A local nonprofit has some extra office space in Jackson Ward, and one of the area’s hospital systems may look to snatch it up.
Richmond nonprofit United Network for Organ Sharing (UNOS) is currently seeking city approval to rezone its 51,000-square-foot building, known as the Jackson Center, at 501 N. Second St.
The change would allow a new medical tenant to settle into more than half of the four-story property, and UNOS’ rezoning application says the VCU Health System wants to lease about 33,000 square feet.
Preston Lloyd, a Williams Mullen attorney who represented UNOS in its application process, said that a lease is still under discussion and a tenant has not yet been finalized.
VCU declined to comment on any pending deal.
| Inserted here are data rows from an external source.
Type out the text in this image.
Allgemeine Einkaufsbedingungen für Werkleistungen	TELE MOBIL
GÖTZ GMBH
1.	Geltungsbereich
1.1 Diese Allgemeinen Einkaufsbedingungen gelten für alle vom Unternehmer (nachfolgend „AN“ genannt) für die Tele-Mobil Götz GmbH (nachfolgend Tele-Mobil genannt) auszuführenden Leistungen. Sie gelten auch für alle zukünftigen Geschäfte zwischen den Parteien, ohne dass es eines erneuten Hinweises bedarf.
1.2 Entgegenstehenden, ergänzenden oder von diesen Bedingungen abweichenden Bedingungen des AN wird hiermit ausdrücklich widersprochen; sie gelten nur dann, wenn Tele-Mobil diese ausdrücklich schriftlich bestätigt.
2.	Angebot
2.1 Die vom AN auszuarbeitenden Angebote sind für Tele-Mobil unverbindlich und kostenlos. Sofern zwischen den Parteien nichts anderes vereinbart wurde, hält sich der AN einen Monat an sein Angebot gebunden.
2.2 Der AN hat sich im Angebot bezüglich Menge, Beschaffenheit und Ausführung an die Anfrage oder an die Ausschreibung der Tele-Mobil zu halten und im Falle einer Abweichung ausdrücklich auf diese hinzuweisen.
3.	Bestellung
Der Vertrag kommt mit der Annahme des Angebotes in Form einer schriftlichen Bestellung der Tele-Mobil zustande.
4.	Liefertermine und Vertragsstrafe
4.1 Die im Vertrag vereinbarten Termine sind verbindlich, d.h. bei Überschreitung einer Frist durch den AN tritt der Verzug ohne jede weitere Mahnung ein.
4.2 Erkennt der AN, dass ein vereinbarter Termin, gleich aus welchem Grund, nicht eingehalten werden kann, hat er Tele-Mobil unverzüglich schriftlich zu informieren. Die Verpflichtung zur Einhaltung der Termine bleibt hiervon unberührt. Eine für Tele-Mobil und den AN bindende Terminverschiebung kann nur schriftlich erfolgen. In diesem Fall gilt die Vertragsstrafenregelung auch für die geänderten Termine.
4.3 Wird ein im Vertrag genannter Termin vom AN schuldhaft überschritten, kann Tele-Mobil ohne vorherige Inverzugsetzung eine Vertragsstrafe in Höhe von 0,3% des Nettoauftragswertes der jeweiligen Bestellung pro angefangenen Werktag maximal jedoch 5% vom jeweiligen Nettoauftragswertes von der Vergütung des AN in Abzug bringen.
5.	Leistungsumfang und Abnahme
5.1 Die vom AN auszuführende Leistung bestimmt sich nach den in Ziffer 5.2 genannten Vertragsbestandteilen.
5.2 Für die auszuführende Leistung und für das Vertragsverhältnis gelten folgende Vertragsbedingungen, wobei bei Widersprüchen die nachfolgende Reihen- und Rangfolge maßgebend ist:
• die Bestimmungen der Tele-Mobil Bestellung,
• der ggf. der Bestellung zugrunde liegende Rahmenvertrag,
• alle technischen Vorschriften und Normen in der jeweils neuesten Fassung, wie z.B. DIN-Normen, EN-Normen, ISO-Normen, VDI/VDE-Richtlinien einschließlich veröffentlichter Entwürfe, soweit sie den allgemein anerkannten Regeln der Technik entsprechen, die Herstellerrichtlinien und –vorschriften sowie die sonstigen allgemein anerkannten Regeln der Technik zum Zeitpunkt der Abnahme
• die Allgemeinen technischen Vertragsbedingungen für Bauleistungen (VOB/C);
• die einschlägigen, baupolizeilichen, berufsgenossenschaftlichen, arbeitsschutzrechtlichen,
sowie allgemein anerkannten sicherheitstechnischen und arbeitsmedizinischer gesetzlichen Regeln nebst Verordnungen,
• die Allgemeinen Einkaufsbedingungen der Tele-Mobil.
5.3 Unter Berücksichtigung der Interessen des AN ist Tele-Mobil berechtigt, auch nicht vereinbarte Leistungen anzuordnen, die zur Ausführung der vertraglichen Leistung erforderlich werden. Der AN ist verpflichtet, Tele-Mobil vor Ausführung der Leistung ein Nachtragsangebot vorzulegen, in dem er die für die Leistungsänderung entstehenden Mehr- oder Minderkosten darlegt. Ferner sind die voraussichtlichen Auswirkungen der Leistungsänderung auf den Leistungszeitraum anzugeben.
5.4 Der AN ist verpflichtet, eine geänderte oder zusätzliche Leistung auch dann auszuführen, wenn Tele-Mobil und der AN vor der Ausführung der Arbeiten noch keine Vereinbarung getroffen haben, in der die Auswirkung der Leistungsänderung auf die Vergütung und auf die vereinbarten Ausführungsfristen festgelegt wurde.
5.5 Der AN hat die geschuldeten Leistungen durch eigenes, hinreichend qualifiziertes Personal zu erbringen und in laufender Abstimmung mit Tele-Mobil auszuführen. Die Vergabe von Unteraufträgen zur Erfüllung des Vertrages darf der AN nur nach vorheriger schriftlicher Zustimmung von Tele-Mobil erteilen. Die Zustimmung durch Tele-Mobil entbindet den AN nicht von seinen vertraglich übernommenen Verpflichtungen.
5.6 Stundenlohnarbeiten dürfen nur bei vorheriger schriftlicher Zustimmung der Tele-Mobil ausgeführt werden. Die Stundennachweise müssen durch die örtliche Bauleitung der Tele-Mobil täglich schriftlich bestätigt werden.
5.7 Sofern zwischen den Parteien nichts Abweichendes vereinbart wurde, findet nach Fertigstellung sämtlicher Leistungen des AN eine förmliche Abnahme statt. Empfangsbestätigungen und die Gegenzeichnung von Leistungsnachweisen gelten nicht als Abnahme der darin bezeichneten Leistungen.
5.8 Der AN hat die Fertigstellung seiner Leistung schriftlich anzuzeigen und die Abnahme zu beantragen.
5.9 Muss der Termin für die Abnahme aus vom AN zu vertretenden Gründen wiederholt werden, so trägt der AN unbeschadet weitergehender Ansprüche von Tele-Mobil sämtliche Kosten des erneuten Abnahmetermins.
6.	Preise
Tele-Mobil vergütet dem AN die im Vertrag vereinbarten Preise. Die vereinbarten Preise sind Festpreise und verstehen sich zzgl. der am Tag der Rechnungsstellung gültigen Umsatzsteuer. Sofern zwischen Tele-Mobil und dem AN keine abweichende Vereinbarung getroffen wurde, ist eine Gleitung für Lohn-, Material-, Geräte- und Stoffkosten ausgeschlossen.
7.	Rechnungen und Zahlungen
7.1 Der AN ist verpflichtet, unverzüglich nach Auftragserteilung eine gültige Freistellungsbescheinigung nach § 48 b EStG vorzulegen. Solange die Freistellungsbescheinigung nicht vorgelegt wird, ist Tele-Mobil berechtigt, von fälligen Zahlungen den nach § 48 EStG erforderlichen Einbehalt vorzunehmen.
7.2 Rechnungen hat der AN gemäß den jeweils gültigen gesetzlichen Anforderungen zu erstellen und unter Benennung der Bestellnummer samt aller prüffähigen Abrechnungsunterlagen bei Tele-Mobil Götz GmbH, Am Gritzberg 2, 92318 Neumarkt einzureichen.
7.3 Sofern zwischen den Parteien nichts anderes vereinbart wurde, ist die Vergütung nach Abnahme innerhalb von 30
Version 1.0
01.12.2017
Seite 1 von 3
The building already sits in a B-2 zone, which allows for medical office use, but is prohibited from allowing such a tenant based on a 1992 zoning ordinance that includes outdated parking restrictions.
The rezoning application, submitted Dec. 30, 2014, will allow a new medical tenant to fill in the third and fourth floors, as well as a portion of the ground floor. UNOS occupies the remaining space.
“We’d like to position the property to be flexible, because medical office use is allowed in B-2, which is the underlying zoning. We’re making it consistent with that,” Lloyd said. “It really just helps promote the vitality of the neighborhood.”
The city’s planning commission already approved the request, and it is set to go before City Council July 13.
UNOS is currently the only tenant in the Jackson Center. The nonprofit purchased the building in 2011 for $2.5 million, city records indicate. The planning department application states that UNOS has since invested $1.6 million to modernize and improve the property.
“The building has some vacancy, so by increasing the types of tenants who could occupy it, you increase the amount of foot traffic, and that benefits the neighborhood,” Lloyd said. “It helps an already emerging neighborhood enjoy that much more robust activity.”
UNOS also operates out of its headquarters building at 700 N. Fourth St.
The organization works as the Organ Procurement and Transplantation Network through its contract with the federal government. It manages the national transplant waiting list and maintains the database of every organ transplant in the U.S.
About 78.5 percent of the nonprofit’s revenue in 2012, when the data was most recently available, came through its OPTN funding. According to its annual report, UNOS brought in about $48.37 million in revenue and had about $46.25 in expenses in 2012.
And its 2014 audit report shows that UNOS made about $52.2 million in revenue and had about $47.2 million in expenses, with $4.98 leftover, last year.